Monday, May 16, 2011

In Texas schools, a picture's worth 1,000 calories

Smile, schoolchildren. You're on calorie camera.


Health officials trying to reduce obesity and improve eating habits at five San Antonio elementary schools unveiled a $2 million research project last week that will photograph students' lunch trays before they sit down to eat and later take a snapshot of the leftovers.

A computer program then analyzes the photos to identify every piece of food on the plate — right down to how many ounces are left in that lump of mashed potatoes — and calculates the number of calories each student scarfed down.

The project, funded by a U.S. Department of Agriculture grant, is the first of its kind in the nation. The cameras, about the size of pocket flashlights, point only toward the trays and don't photograph the students. Researchers say about 90 percent of parents gave permission to record every morsel of food their child eats.

"We're trying to be as passive as possible. The kids know they're being monitored," said Dr. Roger Echon, who works for the San Antonio-based Social & Health Research Center, and who is building the food-recognition program.

Here's how it works: Each lunch tray gets a bar code sticker to identify a student. After the children load up their plates down the line — cole slaw or green beans? french fries or fruit? — a camera above the cashier takes a picture of each tray.

When lunch is over and the plates are returned to the kitchen, another camera takes a snapshot of what's left. Echon's program then analyzes the before and after photos to calculate calories consumed and the values of 128 other nutrients. It identifies foods by measuring size, shape, color and density.

Parents will receive the data for their children, and researchers hope eating habits at home will change once moms and dads see what their kids are choosing in school. The data also will be used to study what foods children are likely to choose and how much they're eating.

Nine-year-old Aaliyah Haley went through the lunch line at W.W. White Elementary with cheesy enchiladas, Spanish rice, fat-free chocolate milk and an apple. Two cameras, one pointed directly down and another about tray-level, photographed her food before she sat down to eat.

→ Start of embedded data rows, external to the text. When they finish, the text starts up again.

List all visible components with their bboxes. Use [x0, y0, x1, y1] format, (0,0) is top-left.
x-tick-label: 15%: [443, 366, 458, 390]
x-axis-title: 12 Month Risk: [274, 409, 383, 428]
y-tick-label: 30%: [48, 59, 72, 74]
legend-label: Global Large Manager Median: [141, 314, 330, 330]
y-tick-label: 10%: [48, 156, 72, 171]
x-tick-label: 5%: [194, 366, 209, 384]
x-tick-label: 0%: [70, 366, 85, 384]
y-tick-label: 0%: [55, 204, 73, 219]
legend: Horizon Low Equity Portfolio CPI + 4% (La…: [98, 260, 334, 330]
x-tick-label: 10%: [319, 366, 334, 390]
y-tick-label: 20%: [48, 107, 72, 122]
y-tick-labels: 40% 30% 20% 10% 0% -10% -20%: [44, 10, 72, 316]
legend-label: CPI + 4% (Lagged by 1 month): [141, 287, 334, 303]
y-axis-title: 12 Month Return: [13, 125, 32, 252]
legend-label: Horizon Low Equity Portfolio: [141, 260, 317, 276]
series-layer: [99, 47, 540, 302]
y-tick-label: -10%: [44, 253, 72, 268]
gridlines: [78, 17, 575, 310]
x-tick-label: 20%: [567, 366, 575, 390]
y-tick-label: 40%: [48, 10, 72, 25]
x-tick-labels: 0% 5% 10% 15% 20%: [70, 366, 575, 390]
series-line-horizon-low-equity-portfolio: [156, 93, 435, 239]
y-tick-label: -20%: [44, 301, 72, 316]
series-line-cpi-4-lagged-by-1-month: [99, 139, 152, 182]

"I liked it. It's good food that was good for me," Haley said.

Just how healthy it was researchers don't know yet. Echon is still developing the program and expects to spend the first year of the four-year grant fine-tuning the equipment. By the 2012-13 school year, the Social Health & Research Center plans to have a prototype in place.

Echon has already made some changes to the project. Echon learned that mashed potatoes served on some campuses are lumpier than those served on others. The program now accounts for consistencies and texture.

The database already includes about 7,500 different varieties of food. Echon said he started from scratch because there was no other food-recognition software to build upon. He insisted on creating technology to record meals because asking 8-year-olds to remember what they ate and write it down is seldom accurate.

Researches selected poor, minority campuses where obesity rates and diabetes risk are higher. Among those is White Elementary, which is just off a busy interstate highway on the city's poor east side, on a street dotted with fast-food restaurants and taquerias.

In Bexar County, where the five pilot schools are located, 33 percent of children living in poverty are obese.

Researchers warn that obesity is not always the result of children eating too many calories. A previous study by the nonprofit center reported that 44 percent of children studied consumed calories below daily minimum requirements, but nearly one-third were still obese. Seven percent screened positive for type 2 diabetes.

Mark Davis, the school's principal, said getting consent from parents hasn't been a problem. He suspects the small number of parents who withhold consent don't understand the project, perhaps thinking it limits what their child can eat at school.

"Nothing in the program says they can't have something," Davis said. "It just says we're tracking what it is."